Según consigna el medio local, La Voz, en el Honorable Concejo Deliberante de Zárate, el edil justicialista Lucas Castiglioni impulsó el Expediente 334/26, que solicita información detallada sobre el proceso de privatización. A nivel nacional, la diputada Agustina Propato presentó el Expediente 3248-D-2026, referido al proceso licitatorio y la valuación de la empresa, mientras que los Expedientes 3375-D-2026 y 3376-D-2026 plantean asegurar la participación efectiva de la Provincia de Buenos Aires en la decisión. En el Senado bonaerense, el parlamentario Sergio Berni promovió iniciativas orientadas a garantizar el control institucional sobre el futuro de la empresa.

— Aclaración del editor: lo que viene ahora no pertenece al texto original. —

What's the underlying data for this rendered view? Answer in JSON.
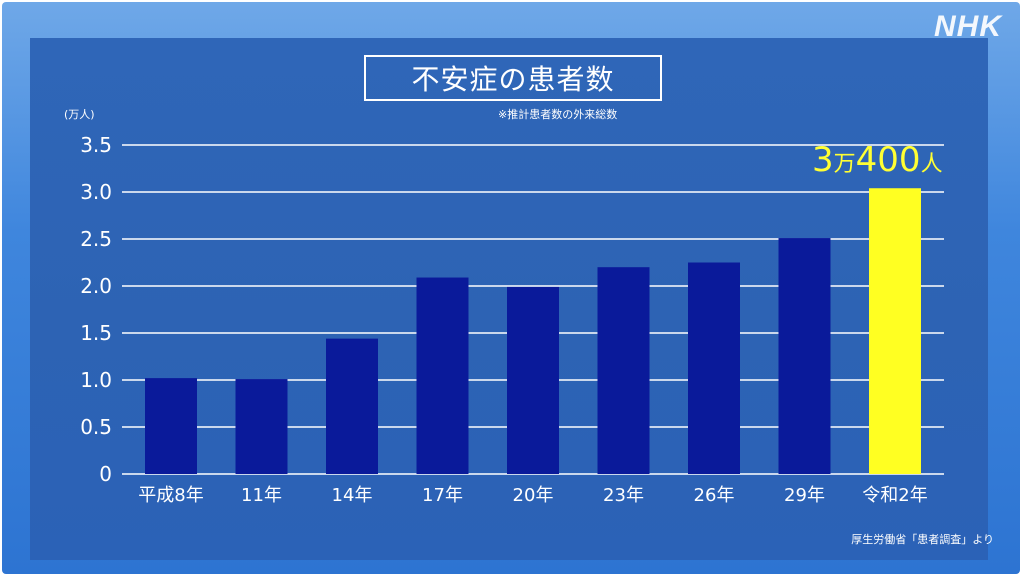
{
  "logo": "NHK",
  "title": "不安症の患者数",
  "note": "※推計患者数の外来総数",
  "y_unit": "(万人)",
  "source": "厚生労働省「患者調査」より",
  "callout": {
    "num": "3",
    "unit1": "万",
    "num2": "400",
    "unit2": "人"
  },
  "colors": {
    "bar": "#0a1a9a",
    "highlight": "#ffff22",
    "grid": "#ffffff"
  },
  "chart_data": {
    "type": "bar",
    "title": "不安症の患者数",
    "ylabel": "(万人)",
    "categories": [
      "平成8年",
      "11年",
      "14年",
      "17年",
      "20年",
      "23年",
      "26年",
      "29年",
      "令和2年"
    ],
    "values": [
      1.02,
      1.01,
      1.44,
      2.09,
      1.99,
      2.2,
      2.25,
      2.51,
      3.04
    ],
    "highlight_index": 8,
    "ylim": [
      0,
      3.5
    ],
    "yticks": [
      "0",
      "0.5",
      "1.0",
      "1.5",
      "2.0",
      "2.5",
      "3.0",
      "3.5"
    ],
    "grid": true
  }
}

Fuentes políticas señalaron que las discusiones «no deberían concentrarse en las condiciones de una eventual venta, sino en la conveniencia de preservar Nucleoeléctrica como empresa estratégica para el país». La posición enfatiza que la privatización afectaría no solo la generación de energía, sino también el conocimiento científico y tecnológico acumulado durante décadas de inversión pública, la ingeniería nacional y la soberanía tecnológica de la Argentina.
«Nucleoeléctrica no debe venderse», sostuvieron los impulsores de la iniciativa, al tiempo que plantearon la necesidad de «avanzar con inversiones, nuevas centrales y políticas de desarrollo nuclear». «La soberanía nuclear no se vende. Se defiende», fue la definición con la que sintetizaron la postura expresada en el Congreso, en un reclamo que pone en el centro de la discusión el rol estratégico de la energía atómica para el desarrollo industrial y científico del país.